"And quite mediæval and Asiatic, do you not think so, dear lady? The Hungarian aristocrats used to go to their Court dressed in that barbaric fashion in the years before the war."

"And very handsome they must have looked, judging by Peter Blakeney's appearance to-night."

"I knew the mother, too," Miss Fairfax remarked gently; "she was a dear."

"She is dead, then?" M. de Kervoisin asked.

"Oh, yes, some years ago, my dear friend," the general replied. "It was a tragic story, I remember, but I have forgotten its details."
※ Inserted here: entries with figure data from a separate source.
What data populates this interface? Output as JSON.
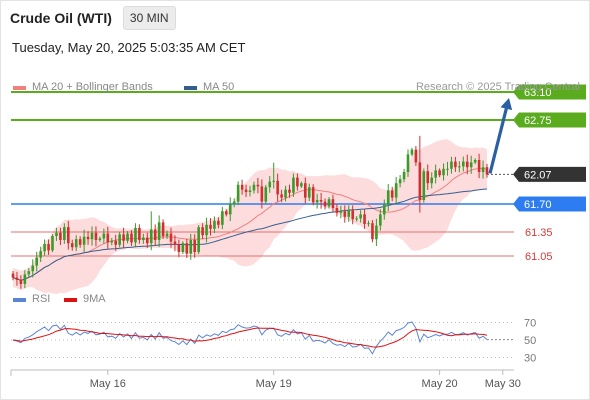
{
  "header": {
    "title": "Crude Oil (WTI)",
    "interval": "30 MIN",
    "timestamp": "Tuesday, May 20, 2025 5:03:35 AM CET"
  },
  "copyright": "Research © 2025 Trading Central",
  "colors": {
    "resistance": "#5aab1e",
    "support": "#2e7df0",
    "minor_level": "#e07070",
    "current_price": "#333333",
    "arrow": "#2b5fa3",
    "candle_up": "#3a9a2a",
    "candle_down": "#d03030",
    "bollinger_fill": "#fcd6d6",
    "ma20": "#f08080",
    "ma50": "#335f8e",
    "rsi": "#5b84d6",
    "rsi_ma": "#dd1111"
  },
  "chart_data": [
    {
      "type": "candlestick",
      "ylim": [
        60.6,
        63.35
      ],
      "legend": [
        {
          "name": "MA 20 + Bollinger Bands",
          "color": "#f08080"
        },
        {
          "name": "MA 50",
          "color": "#335f8e"
        }
      ],
      "levels": [
        {
          "label": "63.10",
          "value": 63.1,
          "kind": "resistance",
          "style": "tag"
        },
        {
          "label": "62.75",
          "value": 62.75,
          "kind": "resistance",
          "style": "tag"
        },
        {
          "label": "62.07",
          "value": 62.07,
          "kind": "current",
          "style": "tag"
        },
        {
          "label": "61.70",
          "value": 61.7,
          "kind": "support",
          "style": "tag"
        },
        {
          "label": "61.35",
          "value": 61.35,
          "kind": "minor",
          "style": "text"
        },
        {
          "label": "61.05",
          "value": 61.05,
          "kind": "minor",
          "style": "text"
        }
      ],
      "forecast": {
        "from": 62.07,
        "to": 63.1,
        "direction": "up"
      },
      "series": [
        {
          "name": "Price",
          "close": [
            60.78,
            60.75,
            60.7,
            60.82,
            60.86,
            60.93,
            61.03,
            61.11,
            61.2,
            61.12,
            61.3,
            61.34,
            61.25,
            61.41,
            61.21,
            61.16,
            61.26,
            61.19,
            61.29,
            61.26,
            61.34,
            61.25,
            61.27,
            61.33,
            61.22,
            61.24,
            61.19,
            61.32,
            61.24,
            61.33,
            61.22,
            61.4,
            61.25,
            61.28,
            61.21,
            61.38,
            61.25,
            61.47,
            61.3,
            61.33,
            61.23,
            61.19,
            61.1,
            61.21,
            61.08,
            61.25,
            61.1,
            61.41,
            61.31,
            61.44,
            61.39,
            61.49,
            61.44,
            61.61,
            61.57,
            61.7,
            61.73,
            61.94,
            61.88,
            61.85,
            61.87,
            61.94,
            61.92,
            61.73,
            61.91,
            61.98,
            61.99,
            61.82,
            61.78,
            61.88,
            61.84,
            62.03,
            61.92,
            61.96,
            61.78,
            61.91,
            61.72,
            61.75,
            61.73,
            61.67,
            61.76,
            61.65,
            61.59,
            61.61,
            61.54,
            61.62,
            61.51,
            61.52,
            61.57,
            61.45,
            61.46,
            61.26,
            61.43,
            61.57,
            61.69,
            61.87,
            61.78,
            61.96,
            62.01,
            62.1,
            62.32,
            62.38,
            62.22,
            61.75,
            62.11,
            61.96,
            62.03,
            62.12,
            62.06,
            62.14,
            62.14,
            62.23,
            62.16,
            62.17,
            62.23,
            62.16,
            62.22,
            62.25,
            62.1,
            62.16,
            62.07
          ]
        }
      ]
    },
    {
      "type": "line",
      "ylim": [
        18,
        82
      ],
      "ticks": [
        70,
        50,
        30
      ],
      "legend": [
        {
          "name": "RSI",
          "color": "#5b84d6"
        },
        {
          "name": "9MA",
          "color": "#dd1111"
        }
      ],
      "series": [
        {
          "name": "RSI"
        },
        {
          "name": "9MA"
        }
      ],
      "x_ticks": [
        {
          "label": "May 16",
          "index": 24
        },
        {
          "label": "May 19",
          "index": 66
        },
        {
          "label": "May 20",
          "index": 108
        },
        {
          "label": "May 30",
          "index": 124
        }
      ]
    }
  ]
}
"No one ever knew it over here," was Miss Fairfax's somewhat terse comment, which seemed to suggest that further discussion on the subject would be unwelcome.

General Naniescu, nevertheless, went on with an indifferent shrug and that same slightly contemptuous tone in his voice. "Hungarian women are most of them ill-balanced. But by your leave, gracious ladies, we will not trouble our heads any longer with that young man, distinguished though his cricket-playing career may have been. To me he is chiefly interesting because he dances in perfect harmony with Venus Aphrodite."

"Whose Vulcan, I imagine, he would gladly be," M. de Kervoisin remarked with a smile.

"A desire shared probably by many, or is the one and only Vulcan already found?"

"Yes, in the person of Lord Tarkington," Miss Fairfax replied.